Blacktown Spartans
- Full name: Blacktown Spartans Football Club
- Founded: 2002; 24 years ago
- Ground: Blacktown International Sportspark, Blacktown Football Park Rooty Hill, Sydney New South Wales, Australia
- League: NSW League One
- 2025: 3rd of 16
- Website: http://www.blacktownspartans.com.au/

= Blacktown Spartans FC =

Association football club in Australia

The Blacktown Spartans Football Club are an Australian semi-professional association football club currently playing in the NSW League One, the 2nd tier of association football in New South Wales and the 3rd tier including the fully professional top tier, the A-League. They are based in Blacktown, located in the Greater Western Sydney area of Sydney, New South Wales.

== History ==
The Blacktown Spartans were formed in 2002 in the effort to field elite youth squads. Permission was granted to form a semi-professional team, and were included into the NSW State League Division Two, the then Third Division. In 2006 they were promoted to the NSW State League Division One after finishing first. After the 2010 season, they were promoted to NSW Super League. After finishing first in Super League in 2011 the club has been promoted to Premier League in 2012.
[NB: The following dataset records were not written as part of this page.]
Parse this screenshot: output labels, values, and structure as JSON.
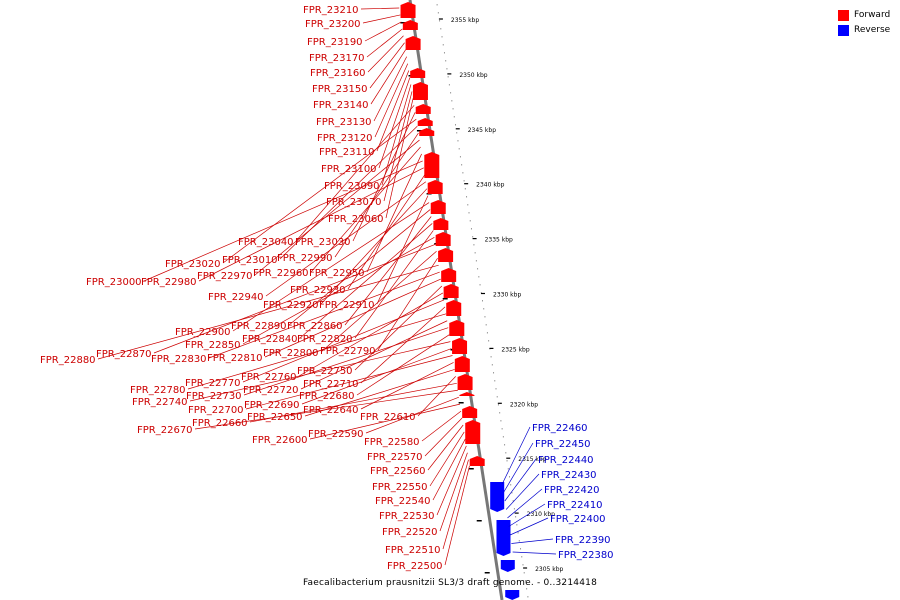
{
  "legend": {
    "forward_label": "Forward",
    "reverse_label": "Reverse",
    "forward_color": "#ff0000",
    "reverse_color": "#0000ff"
  },
  "caption": "Faecalibacterium prausnitzii SL3/3 draft genome. - 0..3214418",
  "scale": {
    "unit": "kbp",
    "ticks": [
      2355,
      2350,
      2345,
      2340,
      2335,
      2330,
      2325,
      2320,
      2315,
      2310,
      2305
    ]
  },
  "forward_genes": [
    "FPR_23210",
    "FPR_23200",
    "FPR_23190",
    "FPR_23170",
    "FPR_23160",
    "FPR_23150",
    "FPR_23140",
    "FPR_23130",
    "FPR_23120",
    "FPR_23110",
    "FPR_23100",
    "FPR_23090",
    "FPR_23070",
    "FPR_23060",
    "FPR_23040",
    "FPR_23030",
    "FPR_23020",
    "FPR_23010",
    "FPR_22990",
    "FPR_22970",
    "FPR_22960",
    "FPR_22950",
    "FPR_23000",
    "FPR_22980",
    "FPR_22930",
    "FPR_22940",
    "FPR_22920",
    "FPR_22910",
    "FPR_22900",
    "FPR_22890",
    "FPR_22860",
    "FPR_22840",
    "FPR_22820",
    "FPR_22850",
    "FPR_22870",
    "FPR_22800",
    "FPR_22790",
    "FPR_22880",
    "FPR_22830",
    "FPR_22810",
    "FPR_22750",
    "FPR_22760",
    "FPR_22770",
    "FPR_22710",
    "FPR_22780",
    "FPR_22720",
    "FPR_22730",
    "FPR_22680",
    "FPR_22740",
    "FPR_22690",
    "FPR_22700",
    "FPR_22640",
    "FPR_22650",
    "FPR_22610",
    "FPR_22660",
    "FPR_22670",
    "FPR_22590",
    "FPR_22600",
    "FPR_22580",
    "FPR_22570",
    "FPR_22560",
    "FPR_22550",
    "FPR_22540",
    "FPR_22530",
    "FPR_22520",
    "FPR_22510",
    "FPR_22500"
  ],
  "reverse_genes": [
    "FPR_22460",
    "FPR_22450",
    "FPR_22440",
    "FPR_22430",
    "FPR_22420",
    "FPR_22410",
    "FPR_22400",
    "FPR_22390",
    "FPR_22380"
  ]
}
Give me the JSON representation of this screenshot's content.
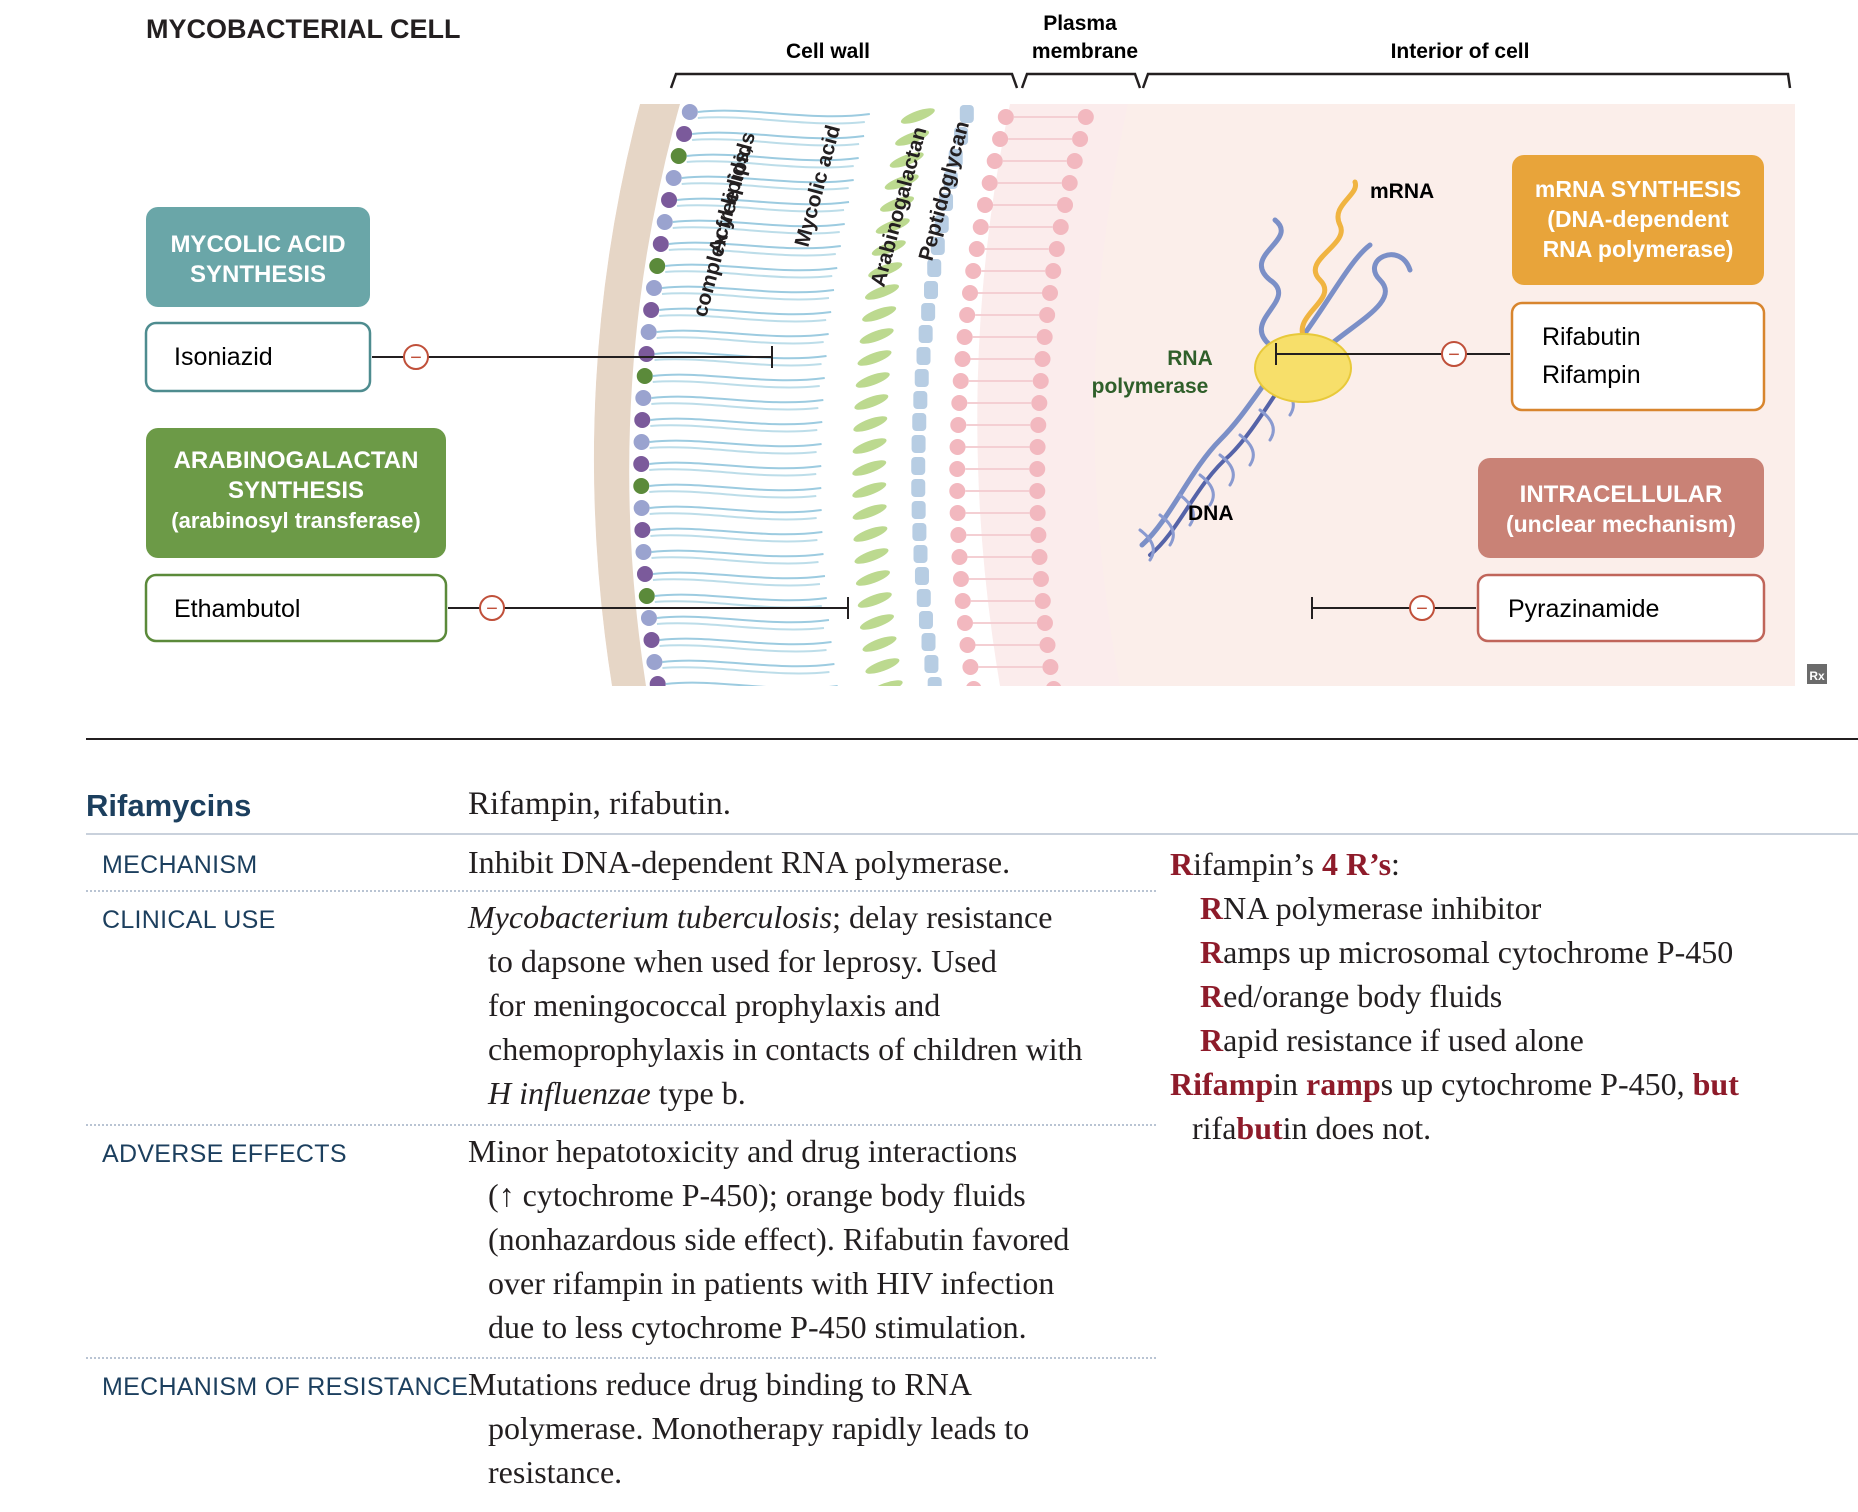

The 2010 season can be seen as successful for the Spartans, especially in the 2010 Waratah Cup as they have progressed to the semi-finals of the competition, and have been dubbed 'The Giant Killers' having knocked out the Rockdale City Suns in Round 3, Sydney United in the Round of 16, and Granville Rage in the Quarter Finals to book a spot in the semi-finals against New South Wales Premier League side Marconi Stallions.

In 2010 the Spartans Women were promoted from the NSW Super League to the NSW Premier League after finishing on top of the Club Championship with all five teams making the semi-finals. The Under-12s and Under-14s both won their respective Grand Finals. Following a poor 2016 NPL season, the Spartans were relegated to the second division with just 4 wins from their 22 league games, leaving them in last place.